Pero* playero* se aplica solamente a las personas que están en la *playa *o en el* playón* vendiendo combustible, *no* al resto del personal (lubricantes, engrasado, gomería, kiosco, administración, etc.).

Y creo que actualmente se está usando *playera*. De hecho, la escucho bastante ya que el personal femenino se incrementó bastante en las estaciones de servicios, cosa impensable en otras épocas.

Saludos


----------



## Vampiro

En Chile, "bombero", igual que en Venezuela.
Pero son una especie en extinción, hoy en día las mayoría de las "bombas" funcionan como autoservicio.
_


----------



## jose_alejandro11c

Camilo1964 said:


> Como en Venezuela a las estaciones de servicio de gasolina se les llama "bombas", a quienes trabajan en ellas despachando gasolina les decimos "bomberos".
> 
> Saludos,
> 
> Camilo


 
Entendido, ahora te pregunto, ¿Y cómo llamas a la persona que trabaja en una estación de bomberos?, ¿A la persona que apaga incendios?, ¿Cúal es la distinción entre sus nombres?. Gracias


----------



## oa2169

jose_alejandro11c said:


> Entendido, ahora te pregunto, ¿Y cómo llamas a la persona que trabaja en una estación de bomberos?, ¿A la persona que apaga incendios?, ¿Cúal es la distinción entre sus nombres?. Gracias



Bombero también. La distinción la hace el contexto. 

Del DRAE:

*bombero, ra.*

2. m. y f. Operario encargado de _extinguir los incendios._

4. m. Ven. Empleado de un _surtidor de gasolina_.

Un saludo.


----------



## jorgema

Como en el Perú el término más usual para llamar a las gasolineras es "grifo", lógicamente al que trabaja o atiende en uno lo llamamos _'grifero'_.


----------



## Peón

jorgema said:


> Como en el Perú el término más usual para llamar a las gasolineras es "grifo", lógicamente al que trabaja o atiende en uno lo llamamos _'grifero'_.

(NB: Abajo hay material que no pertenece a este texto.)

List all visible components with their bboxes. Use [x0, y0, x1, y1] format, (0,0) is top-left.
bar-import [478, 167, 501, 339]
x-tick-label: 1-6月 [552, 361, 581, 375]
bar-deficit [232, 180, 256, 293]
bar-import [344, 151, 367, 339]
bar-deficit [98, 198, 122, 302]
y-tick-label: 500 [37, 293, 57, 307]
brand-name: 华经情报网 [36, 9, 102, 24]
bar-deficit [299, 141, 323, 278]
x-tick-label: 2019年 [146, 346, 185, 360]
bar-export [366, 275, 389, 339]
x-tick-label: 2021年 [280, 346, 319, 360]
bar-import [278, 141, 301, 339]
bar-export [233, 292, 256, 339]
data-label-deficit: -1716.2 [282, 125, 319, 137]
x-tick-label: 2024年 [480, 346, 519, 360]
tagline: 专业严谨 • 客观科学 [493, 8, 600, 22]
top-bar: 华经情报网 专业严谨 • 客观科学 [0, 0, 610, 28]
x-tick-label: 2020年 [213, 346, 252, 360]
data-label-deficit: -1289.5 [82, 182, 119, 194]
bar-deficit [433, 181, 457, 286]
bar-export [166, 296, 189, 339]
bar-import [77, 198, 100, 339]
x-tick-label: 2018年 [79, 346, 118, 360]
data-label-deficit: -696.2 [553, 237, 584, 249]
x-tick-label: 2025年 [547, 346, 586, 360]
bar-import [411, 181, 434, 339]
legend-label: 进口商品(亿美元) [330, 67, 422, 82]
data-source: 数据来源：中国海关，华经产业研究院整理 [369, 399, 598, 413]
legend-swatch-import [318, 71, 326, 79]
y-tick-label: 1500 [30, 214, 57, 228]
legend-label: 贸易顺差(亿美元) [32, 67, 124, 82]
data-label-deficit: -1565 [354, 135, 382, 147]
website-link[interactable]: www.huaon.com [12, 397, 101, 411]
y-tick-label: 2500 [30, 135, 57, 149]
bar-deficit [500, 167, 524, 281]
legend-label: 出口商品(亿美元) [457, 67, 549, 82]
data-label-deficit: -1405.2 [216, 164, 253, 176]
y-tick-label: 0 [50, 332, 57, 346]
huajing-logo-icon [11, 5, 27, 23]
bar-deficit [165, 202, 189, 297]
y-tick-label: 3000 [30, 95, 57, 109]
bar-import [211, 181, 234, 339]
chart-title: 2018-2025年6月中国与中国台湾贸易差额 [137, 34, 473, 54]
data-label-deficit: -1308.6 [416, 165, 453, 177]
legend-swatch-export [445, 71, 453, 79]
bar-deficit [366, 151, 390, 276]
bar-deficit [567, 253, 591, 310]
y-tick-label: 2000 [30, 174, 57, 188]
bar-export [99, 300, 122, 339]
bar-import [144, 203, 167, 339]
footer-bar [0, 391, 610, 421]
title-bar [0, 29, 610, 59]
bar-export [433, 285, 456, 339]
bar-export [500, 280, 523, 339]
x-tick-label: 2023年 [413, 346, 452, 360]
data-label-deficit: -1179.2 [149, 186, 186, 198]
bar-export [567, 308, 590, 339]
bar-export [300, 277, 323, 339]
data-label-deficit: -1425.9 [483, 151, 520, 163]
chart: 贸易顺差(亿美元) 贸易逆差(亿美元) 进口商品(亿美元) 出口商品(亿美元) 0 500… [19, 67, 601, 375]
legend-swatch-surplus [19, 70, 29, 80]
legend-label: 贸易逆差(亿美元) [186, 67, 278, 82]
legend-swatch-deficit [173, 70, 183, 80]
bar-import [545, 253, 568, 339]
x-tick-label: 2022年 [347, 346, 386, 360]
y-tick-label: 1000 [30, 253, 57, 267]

Mira que nuestro ámbito hispanohablante es todo un mundo!  Nunca podrás aburrirte en él.


----------



## jose_alejandro11c

oa2169 said:


> Bombero también. La distinción la hace el contexto.
> 
> Del DRAE:
> 
> *bombero, ra.*
> 
> 2. m. y f. Operario encargado de _extinguir los incendios._
> 
> 4. m. Ven. Empleado de un _surtidor de gasolina_.
> 
> Un saludo.


 
Gracias por tu atención en responderme, es que hice la pregunta porque estaba en un sitio donde en una esquina está una estación de bomberos y en la otra una estación de gasolina; Hago una pregunta, y me responden "Busca a los bomberos" creyendo que son los de la estación de bomberos, cuando en realidad eran los de la estación de gasolina...


----------



## clares3

chics said:


> Informalmente, yo creo que bastante gente usa "gasolinero/a" (preferente). Luego se puede usar "empleado de gasolinera" (Segundo lugar),


Al menos por mi barrio


----------



## tbeltran

Al buscar en el breve diccionario de mexicanismos no encontré la palabra de "gasolinero" pero si la de "globero" cuya construcción es muy similar:
*globero*,* globera*. m. y f. Persona que vende o fabrica globos (juguete de niños).

     DICCIONARIO BREVE DE MEXICANISMOS
    Guido Gómez de Silva
      (1a ed., México, FCE, 2001)


----------



## swift

En Costa Rica se conoce a estos empleados de las bombas o gasolineras o estaciones de servicio como '*pisteros*'.

Saludos,


swift


----------



## Csalrais

Durante aquellos largos, larguísimos veranos de trabajo para pagar la universidad nadie me llamó gasolinero,  yo era el "chico que...". Eso sí, en mi contrato aparecía *expendedor*, término que tampoco usó nadie .


----------



## torrebruno

Si banquero es el dueño de un banco y bancario el que trabaja en él, ¿el que trabaja en una gasolinera no debería de llamarse gasolinario?


----------



## Aserolf

jorgema said:


> Como en el Perú el término más usual para llamar a las *gasolineras *es *"grifo"*, lógicamente al que trabaja o atiende en uno lo llamamos *'grifero'*.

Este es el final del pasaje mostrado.